1. Talking about the matters that are the most difficult to talk about. Let the strongest person, the one who is most aware of the need to clear the air, call attention to the need to talk about the very fact that matters are difficult to discuss.
2. Talking about your own behavior and not about the behavior of others.
3. Taking responsibility for your part in the difficulties.
4. Being willing to live with a degree of helpful compromise.
5. Forgiving others without requiring others to beg for forgiveness.

(posted in Taiwan)

May 27, 2007

Fixing others, in the hope of finding happiness….

by Rod Smith

I got a visit from Jill today. She spent an hour telling me all the things wrong with her boyfriend, Jack. Word, words, words, details and more details filled the room. I decided there is no human, no matter how loving, kind and patient, who could fill the hole of dissatisfaction in Jill’s life. She is so convinced that if she can just “fix” Jack and make him the “right” kind of person, all her unhappiness will cease.
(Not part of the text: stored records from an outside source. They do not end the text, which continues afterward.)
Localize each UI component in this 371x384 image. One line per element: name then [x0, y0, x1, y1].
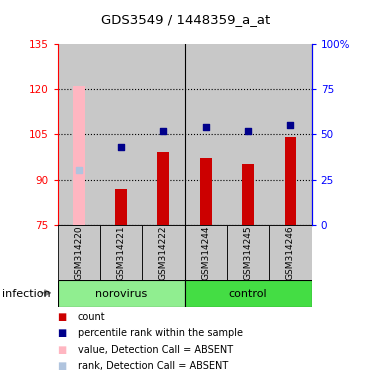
Text: percentile rank within the sample: percentile rank within the sample [78, 328, 243, 338]
Text: ■: ■ [58, 328, 67, 338]
Text: GSM314221: GSM314221 [116, 225, 125, 280]
Bar [58, 225, 100, 280]
Bar [227, 44, 269, 225]
Text: GSM314245: GSM314245 [244, 225, 253, 280]
Text: GSM314246: GSM314246 [286, 225, 295, 280]
Bar [269, 44, 312, 225]
Bar [58, 280, 185, 307]
Text: infection: infection [2, 289, 50, 299]
Text: GDS3549 / 1448359_a_at: GDS3549 / 1448359_a_at [101, 13, 270, 26]
Point [203, 124, 209, 130]
Bar [227, 225, 269, 280]
Text: ■: ■ [58, 312, 67, 322]
Text: count: count [78, 312, 105, 322]
Point [288, 122, 293, 128]
Bar [200, 159, 212, 225]
Point [245, 128, 251, 134]
Text: GSM314244: GSM314244 [201, 225, 210, 280]
Bar [58, 44, 100, 225]
Bar [157, 152, 169, 225]
Text: rank, Detection Call = ABSENT: rank, Detection Call = ABSENT [78, 361, 228, 371]
Bar [100, 225, 142, 280]
Text: norovirus: norovirus [95, 289, 147, 299]
Text: GSM314222: GSM314222 [159, 225, 168, 280]
Text: ■: ■ [58, 361, 67, 371]
Text: ■: ■ [58, 345, 67, 355]
Bar [242, 164, 254, 225]
Bar [142, 225, 185, 280]
Bar [185, 225, 227, 280]
Point [118, 144, 124, 150]
Bar [142, 44, 185, 225]
Bar [100, 44, 142, 225]
Bar [73, 86, 85, 225]
Bar [185, 280, 312, 307]
Point [160, 128, 166, 134]
Text: control: control [229, 289, 267, 299]
Bar [285, 137, 296, 225]
Point [76, 167, 82, 174]
Text: GSM314220: GSM314220 [74, 225, 83, 280]
Bar [115, 189, 127, 225]
Bar [269, 225, 312, 280]
Bar [185, 44, 227, 225]
Text: value, Detection Call = ABSENT: value, Detection Call = ABSENT [78, 345, 233, 355]
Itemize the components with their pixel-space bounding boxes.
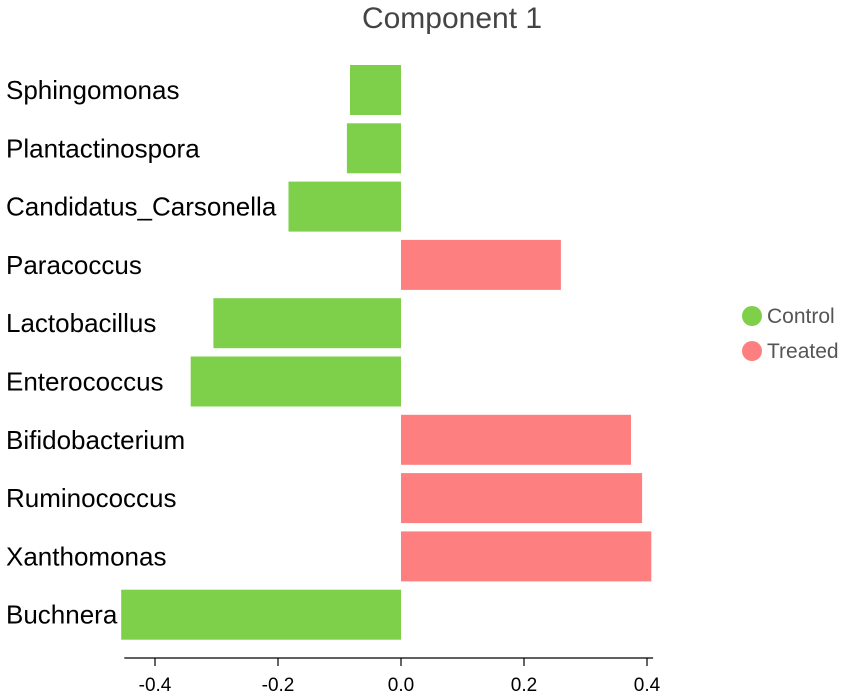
x-tick-label-1: -0.2 xyxy=(262,675,295,696)
category-label-paracoccus: Paracoccus xyxy=(6,250,142,280)
x-tick-label-4: 0.4 xyxy=(634,675,661,696)
bar-xanthomonas xyxy=(401,531,652,582)
x-tick-label-3: 0.2 xyxy=(511,675,537,696)
bar-ruminococcus xyxy=(401,473,643,524)
bars-layer xyxy=(121,65,652,640)
bar-buchnera xyxy=(121,589,401,640)
bar-paracoccus xyxy=(401,239,561,290)
legend-swatch-treated xyxy=(742,341,762,361)
bar-sphingomonas xyxy=(350,65,401,115)
category-labels: Sphingomonas Plantactinospora Candidatus_C… xyxy=(6,75,277,630)
legend-label-control: Control xyxy=(767,305,835,328)
bar-plantactinospora xyxy=(346,123,401,174)
x-axis: -0.4 -0.2 0.0 0.2 0.4 xyxy=(124,657,661,696)
legend-swatch-control xyxy=(742,306,762,326)
category-label-plantactinospora: Plantactinospora xyxy=(6,133,200,163)
bar-lactobacillus xyxy=(213,298,401,349)
category-label-buchnera: Buchnera xyxy=(6,600,118,630)
bar-candidatus-carsonella xyxy=(288,181,401,232)
bar-bifidobacterium xyxy=(401,414,631,465)
category-label-lactobacillus: Lactobacillus xyxy=(6,308,156,338)
chart-title: Component 1 xyxy=(362,2,542,35)
bar-enterococcus xyxy=(190,356,401,407)
category-label-bifidobacterium: Bifidobacterium xyxy=(6,425,185,455)
legend: Control Treated xyxy=(742,305,839,363)
legend-label-treated: Treated xyxy=(767,340,839,363)
category-label-ruminococcus: Ruminococcus xyxy=(6,483,177,513)
category-label-sphingomonas: Sphingomonas xyxy=(6,75,179,105)
category-label-candidatus-carsonella: Candidatus_Carsonella xyxy=(6,192,277,222)
x-tick-label-2: 0.0 xyxy=(388,675,414,696)
category-label-enterococcus: Enterococcus xyxy=(6,367,164,397)
x-tick-label-0: -0.4 xyxy=(139,675,172,696)
category-label-xanthomonas: Xanthomonas xyxy=(6,541,166,571)
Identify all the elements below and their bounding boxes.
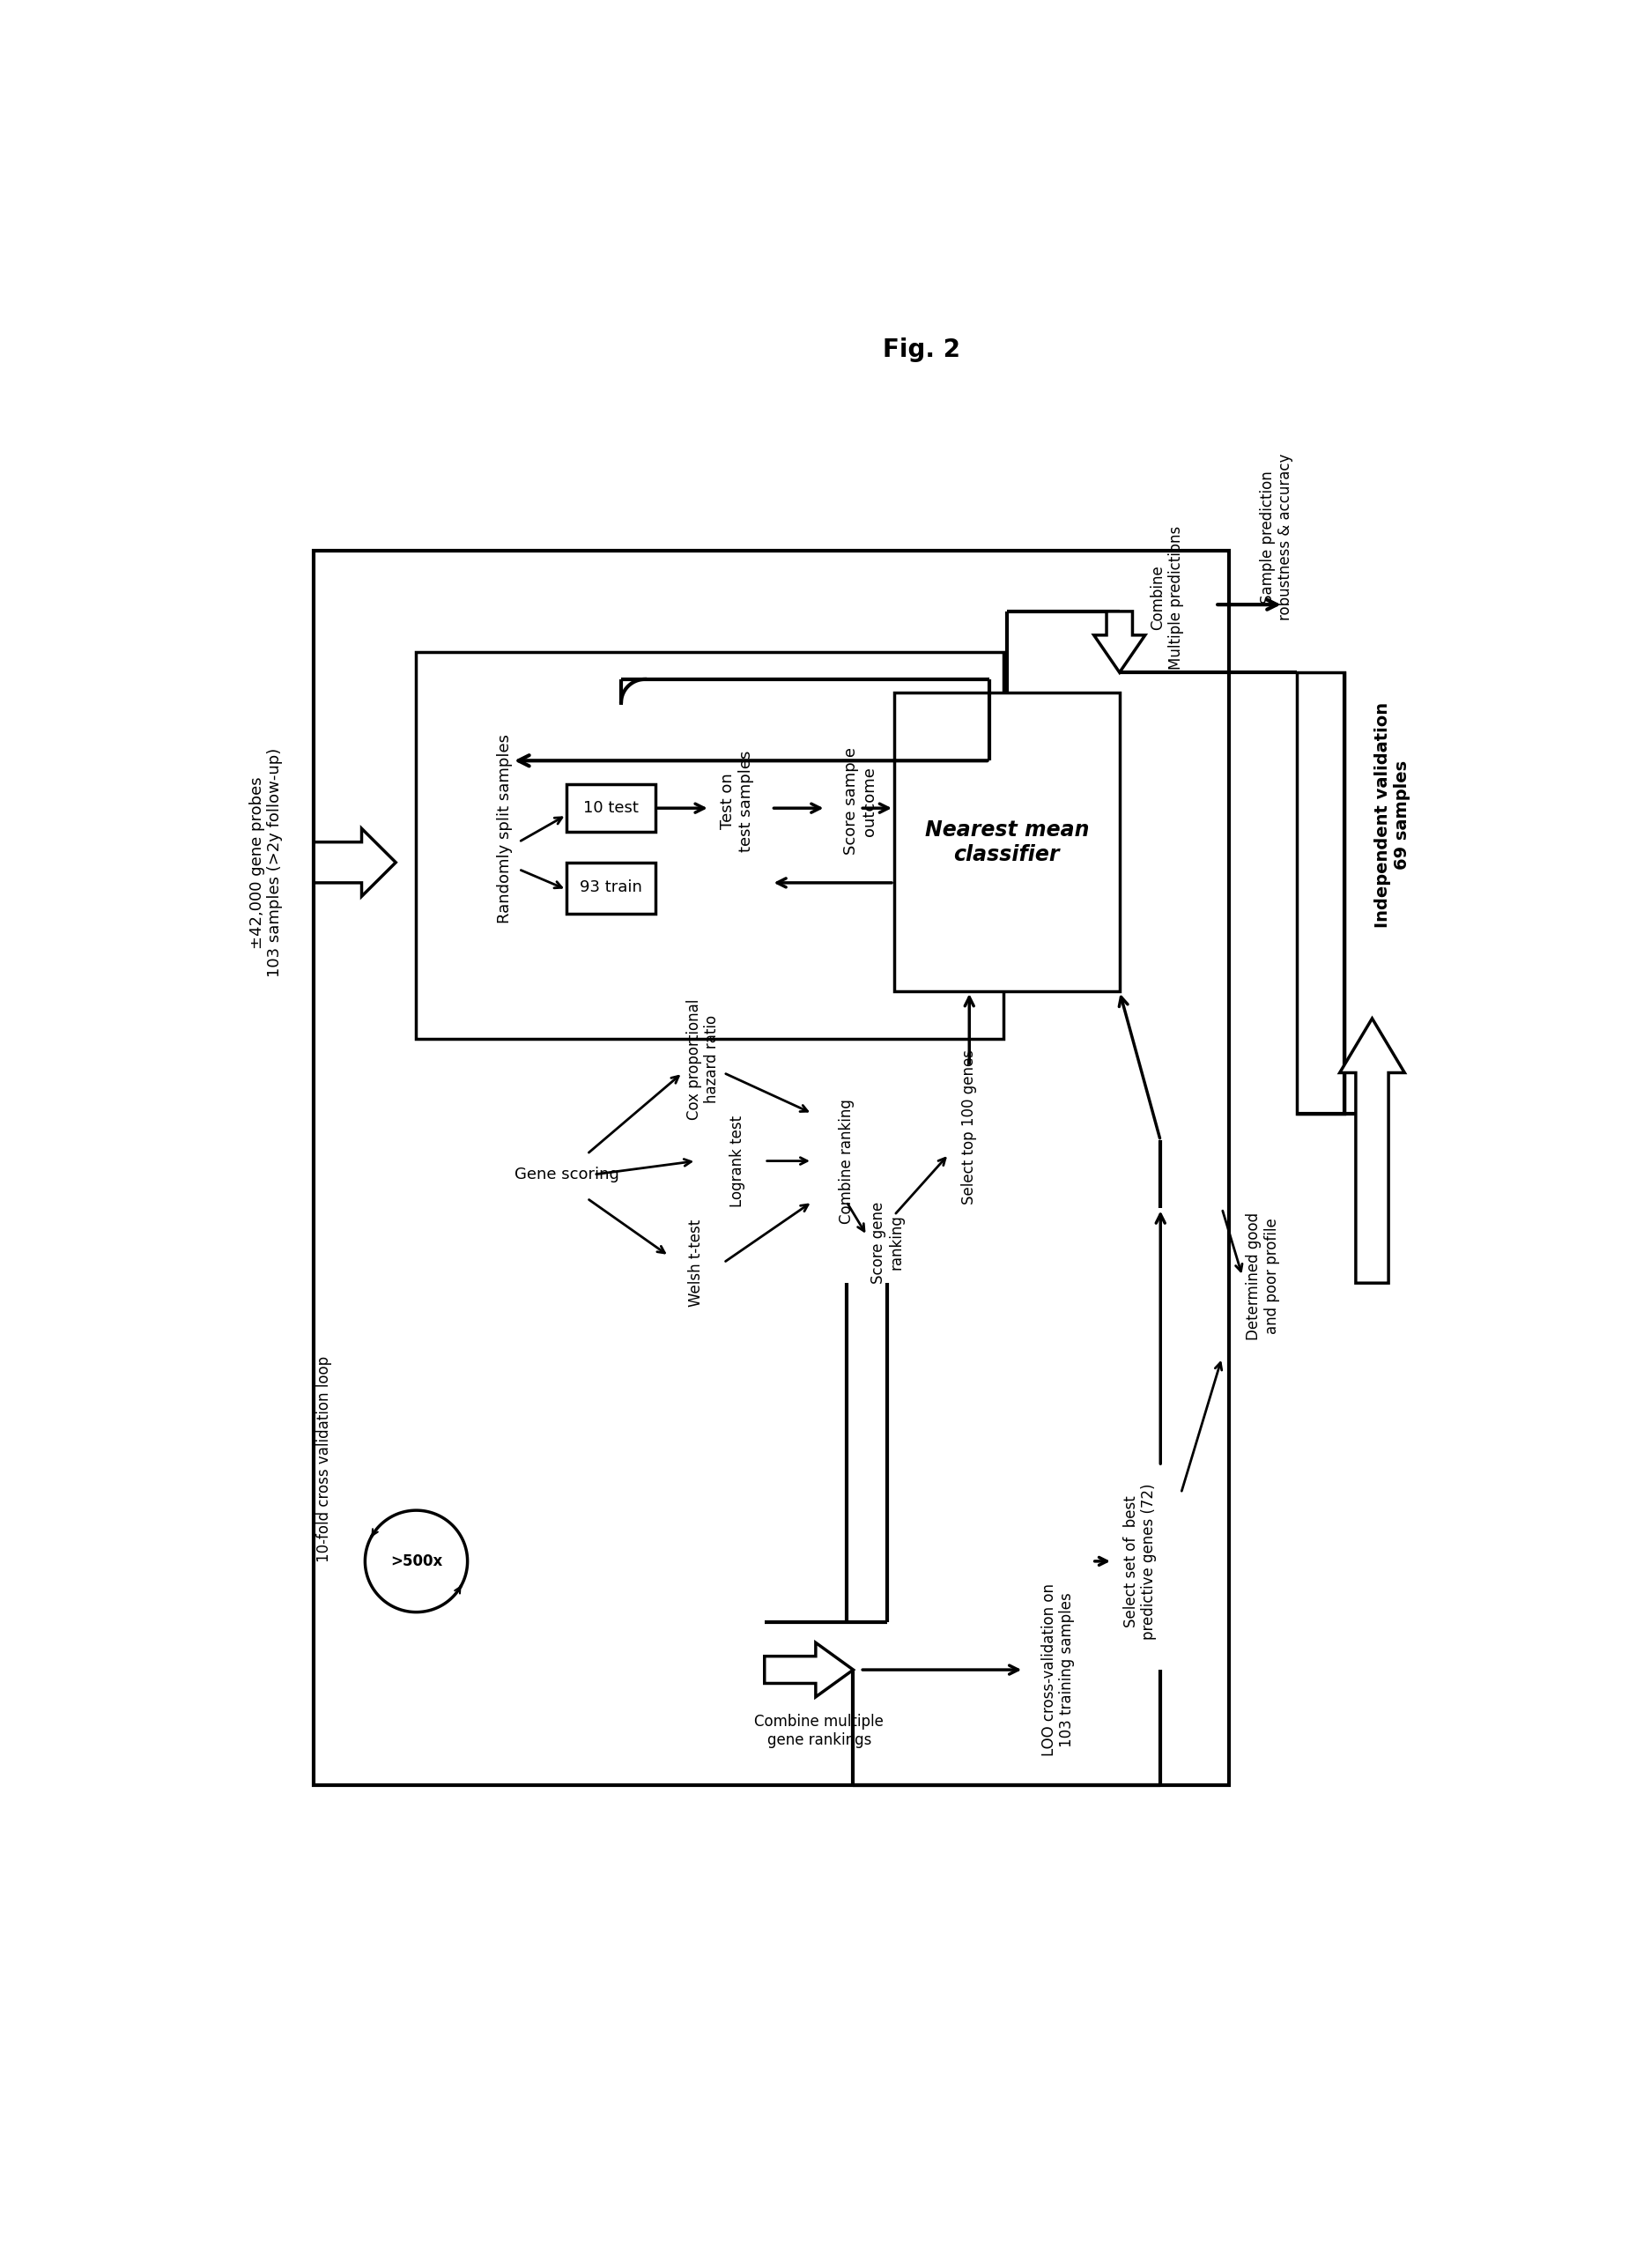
Text: Combine
Multiple predictions: Combine Multiple predictions: [1150, 526, 1184, 669]
FancyArrow shape: [1338, 1018, 1404, 1284]
Text: Sample prediction
robustness & accuracy: Sample prediction robustness & accuracy: [1258, 454, 1292, 619]
Text: Independent validation
69 samples: Independent validation 69 samples: [1374, 703, 1410, 928]
Text: ±42,000 gene probes
103 samples (>2y follow-up): ±42,000 gene probes 103 samples (>2y fol…: [249, 748, 283, 978]
FancyBboxPatch shape: [314, 551, 1229, 1785]
Text: LOO cross-validation on
103 training samples: LOO cross-validation on 103 training sam…: [1040, 1583, 1075, 1755]
Text: >500x: >500x: [389, 1554, 442, 1569]
FancyBboxPatch shape: [566, 862, 654, 914]
Text: Score gene
ranking: Score gene ranking: [870, 1202, 905, 1284]
FancyBboxPatch shape: [416, 653, 1003, 1039]
FancyArrow shape: [314, 828, 396, 896]
Text: Logrank test: Logrank test: [730, 1116, 744, 1207]
Text: 10 test: 10 test: [582, 801, 638, 816]
Text: Cox proportional
hazard ratio: Cox proportional hazard ratio: [685, 998, 720, 1120]
Text: Determined good
and poor profile: Determined good and poor profile: [1245, 1213, 1279, 1340]
Text: 10-fold cross validation loop: 10-fold cross validation loop: [316, 1356, 332, 1563]
Text: Fig. 2: Fig. 2: [882, 338, 960, 363]
Text: Welsh t-test: Welsh t-test: [687, 1218, 703, 1306]
FancyBboxPatch shape: [893, 692, 1119, 991]
Text: Nearest mean
classifier: Nearest mean classifier: [924, 819, 1088, 864]
FancyBboxPatch shape: [1296, 671, 1345, 1114]
Text: 93 train: 93 train: [579, 880, 641, 896]
Text: Test on
test samples: Test on test samples: [720, 751, 754, 853]
FancyArrow shape: [764, 1642, 852, 1696]
Text: Combine ranking: Combine ranking: [838, 1098, 854, 1222]
Text: Select top 100 genes: Select top 100 genes: [960, 1050, 977, 1204]
Text: Gene scoring: Gene scoring: [514, 1166, 618, 1182]
FancyArrow shape: [1093, 612, 1145, 671]
Text: Score sample
outcome: Score sample outcome: [843, 748, 877, 855]
FancyBboxPatch shape: [566, 785, 654, 832]
Text: Combine multiple
gene rankings: Combine multiple gene rankings: [754, 1715, 883, 1749]
Text: Randomly split samples: Randomly split samples: [497, 735, 512, 923]
Text: Select set of  best
predictive genes (72): Select set of best predictive genes (72): [1122, 1483, 1157, 1640]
Jill demonstrated again that unhappy people have an uncontrollable urge to meddle in the lives of others. This is most evident with “loved” ones. To try to fix, coerce, push, and make others into what we think they should be, is not the fruit of love. Love doesn’t do any of these things. It offers support and encouragement when someone wants to change but it resists the temptation to try and change others.

Oh, dear Jill, get your eyes off all that is “wrong” with Jack, and see that your misery continues because you refuse to accept others as they are. Focus on what you can improve about who you are. Give Jack, and the imperfect world around you, a break!